Question: My Dalhia bulbs went crazy last fall with tons of flowers. I am no longer getting flowers and would like to dig up and separate and transplant the bulbs. However, I have lots of folage that is not dying back. They are holding their own and, in some cases, growing again. Should I just cut the stems off at ground level? How do I get these things to die back?

Answer: Dahlias grow easily in zones 4-10. In zones 8-10 you can leave the tubers in the ground over the winter (zone 8 with mulch), providing the planting bed has good drainage. In all other zones it is best to dig the tubers up before or just after the first mild frost.
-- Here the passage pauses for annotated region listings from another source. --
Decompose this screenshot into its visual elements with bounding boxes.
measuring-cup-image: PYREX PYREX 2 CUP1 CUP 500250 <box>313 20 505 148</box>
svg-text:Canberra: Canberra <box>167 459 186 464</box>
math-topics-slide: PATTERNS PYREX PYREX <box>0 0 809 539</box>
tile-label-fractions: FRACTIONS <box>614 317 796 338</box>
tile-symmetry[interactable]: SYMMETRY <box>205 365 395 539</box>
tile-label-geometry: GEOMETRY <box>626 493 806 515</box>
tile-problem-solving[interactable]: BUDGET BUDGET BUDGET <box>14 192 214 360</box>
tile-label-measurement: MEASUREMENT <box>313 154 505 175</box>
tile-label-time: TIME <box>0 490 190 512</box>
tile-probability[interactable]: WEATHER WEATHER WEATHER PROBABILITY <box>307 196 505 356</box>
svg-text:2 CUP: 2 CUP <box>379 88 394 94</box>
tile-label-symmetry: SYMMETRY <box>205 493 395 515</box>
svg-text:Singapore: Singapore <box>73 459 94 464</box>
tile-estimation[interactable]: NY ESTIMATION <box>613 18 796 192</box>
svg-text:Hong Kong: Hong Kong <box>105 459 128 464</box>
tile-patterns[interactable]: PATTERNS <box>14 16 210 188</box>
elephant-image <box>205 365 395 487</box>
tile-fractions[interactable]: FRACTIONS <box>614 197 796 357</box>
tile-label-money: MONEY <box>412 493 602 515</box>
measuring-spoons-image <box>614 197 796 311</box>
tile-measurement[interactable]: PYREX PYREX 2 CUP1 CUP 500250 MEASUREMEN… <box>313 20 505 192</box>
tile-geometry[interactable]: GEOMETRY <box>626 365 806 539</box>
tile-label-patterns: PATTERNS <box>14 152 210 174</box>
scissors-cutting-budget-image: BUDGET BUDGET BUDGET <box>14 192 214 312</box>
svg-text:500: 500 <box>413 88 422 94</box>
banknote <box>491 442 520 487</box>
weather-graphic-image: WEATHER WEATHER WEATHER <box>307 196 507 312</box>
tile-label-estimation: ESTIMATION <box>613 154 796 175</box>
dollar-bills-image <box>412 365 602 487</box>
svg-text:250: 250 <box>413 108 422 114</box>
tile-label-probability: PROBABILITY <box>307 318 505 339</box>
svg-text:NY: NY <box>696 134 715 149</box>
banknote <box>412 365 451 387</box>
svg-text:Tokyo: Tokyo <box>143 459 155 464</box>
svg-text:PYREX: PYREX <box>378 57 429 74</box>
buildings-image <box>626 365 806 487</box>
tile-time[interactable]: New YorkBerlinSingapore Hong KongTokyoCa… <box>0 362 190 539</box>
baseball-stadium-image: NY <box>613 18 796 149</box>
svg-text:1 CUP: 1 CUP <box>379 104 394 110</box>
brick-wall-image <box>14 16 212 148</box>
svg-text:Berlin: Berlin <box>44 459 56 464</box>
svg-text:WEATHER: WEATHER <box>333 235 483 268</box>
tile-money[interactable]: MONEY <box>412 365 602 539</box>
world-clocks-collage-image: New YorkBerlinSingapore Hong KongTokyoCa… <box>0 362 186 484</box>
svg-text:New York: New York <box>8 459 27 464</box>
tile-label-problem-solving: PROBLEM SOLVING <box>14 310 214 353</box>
If your winter weather is mild, the dahlias may not go into dormancy without a little help from you. Cut back the foliage now, then dig and divide the tubers. Here are some general dahlia growing guideline:

After frost kills the foliage, dig the dahlia tubers, shake off excess soil, and store the tubers in peatmoss or sawdust. The tubers should look like the spokes of a wheel with the original stem in the center. Place the entire group on a layer of peat and place more peat around them. Store your dahlias in a cool, dark location where it remains above freezing during the winter months. In the spring you can divide the tubers. Look for a tiny bud (or eye) on the topmost part of the tuber, closest to the stem. As you cut each tuber away from the old, dried stem, make sure each tuber has a bud. When you're ready to plant, choose a site that gets sunshine all day, and dig a hole about one-foot deep for each tuber, spaced about three feet apart. Mix 1/4 cup of complete fertilizer into the bottom of the hole, add about 4 inches of soil, and drive a 4-5 foot stake into the hole. Then plant each tuber, with the eye pointing toward the stake, and cover it with 3 inches of soil. Water well, and when the tuber sprouts, gradually fill the hole in with soil. Don't completely cover the emerging stem and leaves, but keep building up the level of soil. This method will give your mature dahlia lots of underground support. As the stem grows above soil level, tie it loosely to the stake. Dahlias growing in enriched soil won't need additional fertilizer throughout the season, but should be watered every week during the growing and blooming season. Plan to supply one-inch of water per week to each of your dahlia plants. Following the above guidelines should provide you with healthy, happy dahlias.